Hey friends, Kimm from Reinvented here! I couldn’t be happier; it’s finally
I can paint stuff outside season spring here in Ohio. I’m thrilled to be here for our monthly date, and to share my best how to paint furniture tips.
Restyling a piece of furniture with paint is always one of the most satisfying projects on my to do list. I love it so much that sometimes I make over a piece over and over again. 😉 Like this dresser. It was given to us by one of my husband’s coworkers with a poorly executed black paint finish. I painted it a lovely off white during my paint everything off white phase. Then I added a stripe and new hardware during my stripe everything phase.

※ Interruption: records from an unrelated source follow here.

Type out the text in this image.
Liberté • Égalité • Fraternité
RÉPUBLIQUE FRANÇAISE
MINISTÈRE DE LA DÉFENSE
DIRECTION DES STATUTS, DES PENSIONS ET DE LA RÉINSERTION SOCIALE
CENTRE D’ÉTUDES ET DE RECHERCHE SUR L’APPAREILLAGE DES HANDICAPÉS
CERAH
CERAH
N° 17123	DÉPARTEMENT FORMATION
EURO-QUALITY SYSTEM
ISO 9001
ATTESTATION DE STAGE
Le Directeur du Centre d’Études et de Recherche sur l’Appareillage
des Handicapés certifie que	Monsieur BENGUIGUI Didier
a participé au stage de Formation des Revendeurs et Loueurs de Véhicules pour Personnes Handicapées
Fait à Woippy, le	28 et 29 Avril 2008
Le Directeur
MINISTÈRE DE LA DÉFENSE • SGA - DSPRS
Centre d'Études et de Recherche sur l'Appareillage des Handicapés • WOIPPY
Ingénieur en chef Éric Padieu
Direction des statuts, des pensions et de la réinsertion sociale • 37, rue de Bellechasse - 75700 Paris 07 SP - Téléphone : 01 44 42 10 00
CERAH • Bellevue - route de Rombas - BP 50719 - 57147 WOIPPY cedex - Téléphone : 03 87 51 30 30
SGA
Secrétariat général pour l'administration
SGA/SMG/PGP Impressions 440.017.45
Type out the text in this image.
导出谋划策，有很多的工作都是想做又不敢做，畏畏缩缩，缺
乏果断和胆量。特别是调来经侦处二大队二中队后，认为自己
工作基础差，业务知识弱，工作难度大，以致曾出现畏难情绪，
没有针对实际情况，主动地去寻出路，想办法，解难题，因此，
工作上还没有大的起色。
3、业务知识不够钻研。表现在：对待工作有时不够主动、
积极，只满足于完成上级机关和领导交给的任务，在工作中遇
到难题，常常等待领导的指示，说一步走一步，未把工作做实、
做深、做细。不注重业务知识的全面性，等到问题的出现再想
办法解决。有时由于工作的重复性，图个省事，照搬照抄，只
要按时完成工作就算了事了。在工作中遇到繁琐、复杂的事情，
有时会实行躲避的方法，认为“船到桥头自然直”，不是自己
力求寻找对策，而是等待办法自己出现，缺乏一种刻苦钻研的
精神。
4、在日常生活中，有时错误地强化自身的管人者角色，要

P.S. For a family of six, stacked storage is a must.
Whether the object of your affection has been previously painted, or is still in its natural wood state, my step by step how to paint furniture process will help you achieve the look you want every time.
STEP ONE always includes a rag and a little elbow grease. Every dresser, table, and cabinet requires some cleaning prep before you get out the paint. I use a mild dish soap and water to scrub off the dust, dirt, and greasy fingerprints. Paint won’t stick to a dirty, greasy surface. Don’t ask me how I know.
STEP TWO is the sanding step. There are a few “no prep” style paints available (my favorite chalky finish paint is one), but if your furniture currently has a glossy finish, a little sanding will give the new paint something to stick to. Use a fine grit sandpaper (180-220) for this job, you only need a little friction. If you are working on an unfinished wood piece, or an antique with surface damage, start with a coarser grit, like 120 to smooth the flaws, then finish with the finer grit to perfectly prep for paint.
Since I had painted this dresser with chalk type paint, then painted the stripes with satin latex, I sanded the drawer fronts well to take the sheen off the satin and remove any ridges from the edges of the stripes. I also sweet talked my husband in to adding some cute molding to the drawer fronts to add some character.
He wanted to be sure I showed you his genius clamp idea. Glue the molding down, add a board large enough to cover all four pieces, then clamp while the glue dries for a strong hold.
STEP FOUR A note about primer. Primer is not always necessary, but if you are using latex paint on stained wood, your finish will be more durable and you’ll achieve better coverage if you prime first.
I don’t recommend using primer if you plan to distress the finish; aint’ nobody wants to see the primer layer; it’s like wearing those cool holey jeans only to have your white granny panties show through the holes.
STEP FIVE Paint! I used Rustoleum’s Chalky Paint in Charcoal for the first time on this dresser, and my oh my, I loved this easy on the budget option. It goes on smooth and covers well. I was planning to distress a little, so I painted two coats on the areas I didn’t plan to distress (the previously painted white parts), and one coat on the areas I did (the moulding). Remember, before you distress, make sure that the base color is actually a color you want to see peeking through. For this dresser, I didn’t want to see raw wood after distressing the new moulding, so I stained them first. Sort of. I didn’t try to be neat since I would be painting over it anyway.
I once sanded and re-stained an ugly table before I painted it just so a pretty stain shade would show through my final sanding. #thestruggleisreal
It’s best to paint on two light coats of paint with 24 hours of drying time in between. If you paint on one heavy coat, it will take much longer for the paint to dry all the way through. This is especially true if you are going for a smooth modern finish with latex paint. For more tips on achieving a durable surface with latex paint, you must read the tale of the painted table top trouble.
STEP SIX Now we’re back to sanding. After chalk paint has dried, a light sanding with a fine grit sandpaper will leave you with a beautiful buttery finish, and the right amount of distress.
STEP SEVEN The top coat. Protect your piece with a light coat of furniture wax, OR a coat of polyacrylic. I would recommend poly for a “high traffic” piece. This dresser stores movies, candles, and blankets in our family room, and doesn’t get a ton of touch traffic so I chose wax. After the top coat is cured, your piece is complete.
Doesn’t it look great with our faux shiplap wall?
Changing up a tired piece of furniture is my favorite way to update a room. There are so many neglected dressers, and buffets, and armoires, and so many pretty colors; my job will never be done. AND I hear that Gina has an amazing homemade chalk paint recipe, so there’s that.
I hope you enjoyed my how to paint furniture tips and that you’ll use them to go boldly in pursuit of your colored furniture dreams.